Example: Medial Cosmiosis: You sometimes seem to be cognizant of what someone is going to say before they say it. This does not happen on a regular basis, but when it does you are aware that you knew beforehand what someone was going to say.

Example: Maximal Cosmiosis: You are running like mad in a thunderstorm, lightning crashing all around and you call out in fear to St. Ann to be saved. After you realize that you are not a piece of toast, you begin to formulate your ideas and philosophy on a grand scale. Although your actions are deemed subversive and your life is in peril, you continue to be protected and to outdistance those who are against you. Later you nail 95 points of interest to the door of your church.

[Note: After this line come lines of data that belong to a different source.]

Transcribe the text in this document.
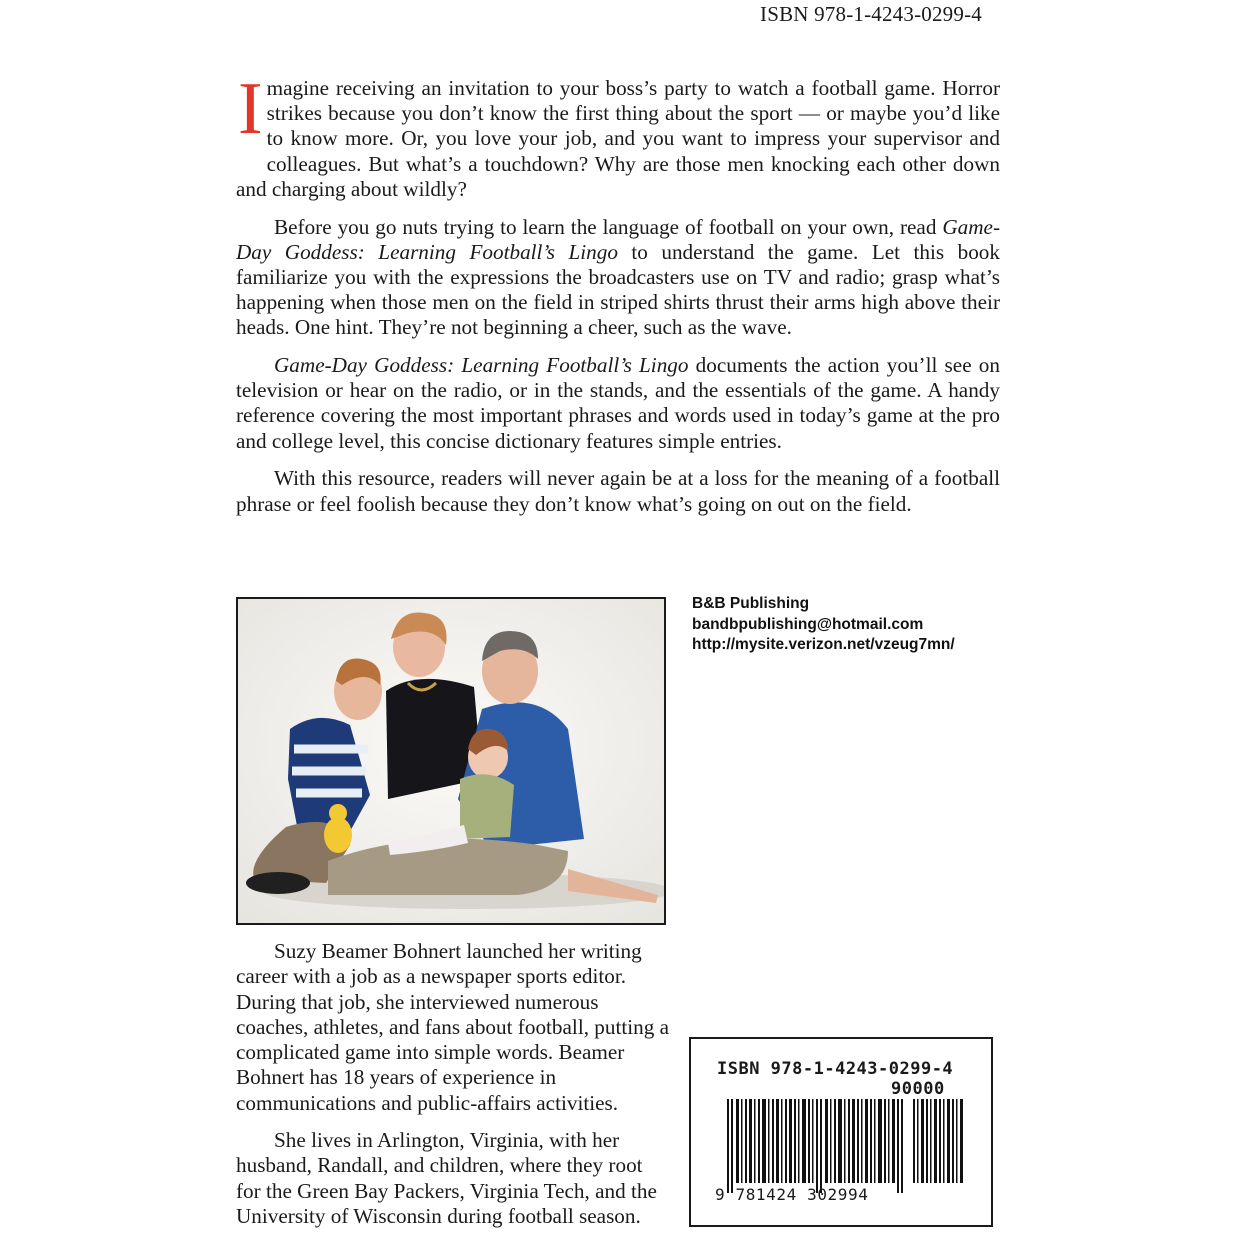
ISBN 978-1-4243-0299-4

Imagine receiving an invitation to your boss’s party to watch a football game. Horror strikes because you don’t know the first thing about the sport — or maybe you’d like to know more. Or, you love your job, and you want to impress your supervisor and colleagues. But what’s a touchdown? Why are those men knocking each other down and charging about wildly?

Before you go nuts trying to learn the language of football on your own, read Game-Day Goddess: Learning Football’s Lingo to understand the game. Let this book familiarize you with the expressions the broadcasters use on TV and radio; grasp what’s happening when those men on the field in striped shirts thrust their arms high above their heads. One hint. They’re not beginning a cheer, such as the wave.

Game-Day Goddess: Learning Football’s Lingo documents the action you’ll see on television or hear on the radio, or in the stands, and the essentials of the game. A handy reference covering the most important phrases and words used in today’s game at the pro and college level, this concise dictionary features simple entries.

With this resource, readers will never again be at a loss for the meaning of a football phrase or feel foolish because they don’t know what’s going on out on the field.

B&B Publishing
bandbpublishing@hotmail.com
http://mysite.verizon.net/vzeug7mn/

Suzy Beamer Bohnert launched her writing career with a job as a newspaper sports editor. During that job, she interviewed numerous coaches, athletes, and fans about football, putting a complicated game into simple words. Beamer Bohnert has 18 years of experience in communications and public-affairs activities.

She lives in Arlington, Virginia, with her husband, Randall, and children, where they root for the Green Bay Packers, Virginia Tech, and the University of Wisconsin during football season.

ISBN 978-1-4243-0299-4
90000
9 781424 302994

Penultimate Cosmiosis: Darjeeling brushed the dirt off of his Indian Motorcycle Replica Boots as he stepped off of the extraterrestrial craft. By Cosmiosis, he had communicated his intent to land at the Art Garfunkel concert in Kansas City, Missouri on Friday night. “These boobs will think it’s all a part of the act,” he thought to himself as the ET Craft hooovered among the palm trees. The Garf looked a bit surprised as Darjeeling bounded onstage whistling the whistling bridge to “Me and Julio down by the schoolyard” and swigging a Mickey’s.

Friday, November 12, 2004

Mondo

A Zen monk who had lived in a monastery high on Mt. Meru decided to come down from the mountain and experience what the world was like.
“Enough is enough,” he said, “I will go down the mountain today.” And down he went.
As he was going down the mountain he met a young lady selling flowers. “Would you like to buy some pretty flowers, Honorable Sir?” she asked.
“Thank you, young lady, but I am but a poor monk and have no money for such luxuries.”
“They’re only flowers, Sir, and hardly a luxury. Besides, they will make you feel good,” the young girl insisted.
“No thanks,” the Zen monk said and on he went. Soon he came upon another monk who was going up the mountain.
The two greeted each other and the monk going up the mountain asked the other, “Say, you didn’t happen to see a young girl selling flowers, did you?”
“Why, yes I did about half way up the mountain,” the down-monk replied.
“Did you buy any of her flowers?”
“No, I am only a poor monk and have no money.”
“Those flowers guarantee enlightenment to anyone who holds them.”
“I have no need for flowers, nor holding, nor enlightenment,” The monk said and went on his way.
About a fourth of the way down the mountain, the monk met a man selling shoes.
"Venerable Sir, would you care to buy a pair of my nice shoes?” the man asked.
“No thank you sir, I have no need for shoes and anyway, I am but a poor monk and have no money,” and the monk proceeded down the mountain. A little way further, he met a fellow monk going up the mountain.
“Say, did you happen to see a man selling shoes?” the monk asked.
“Why, yes I did about a fourth of the way up the mountain,” the monk answered.
“And did you happen to buy a pair of his fine shoes?” the monk questioned.
“No, I am only a poor monk and have no money, and besides, I have no need of shoes.”
“Too bad,” the other monk said, shaking his head, “Those shoes guaranteed the path to Nirvana.”
“I have no need for shoes, nor path, nor Nirvana,” said the monk and he continued on down the mountain toward town.
When the monk came to the edge of town, he ducked behind a big rock and pulled out a satchel. Acting quickly, he changed from his monks clothes into the clothes of a well-off traveler. He had a new suit of clothes, new shoes, and a bouquet of fresh flowers. He made straightaway for the first tavern he could find. There, he gave the bouquet of flowers to the proprietress and engaged in several days of drinking wine, carousing with women, and won a small fortune in gambling at dice. Then, when he had had enough, he left out the back door and headed out of town. When he got to the big rock, he changed back into his monk’s habit and headed up the mountain to the monastery. When he got to the gates of the monastery, he was greeted by all of the monks who resided there.
“Master,” they called out, “We are very glad to see you have returned safely from town. What did you find there?”
The old monk walked past them with head bowed down. “Nirvana,” he said.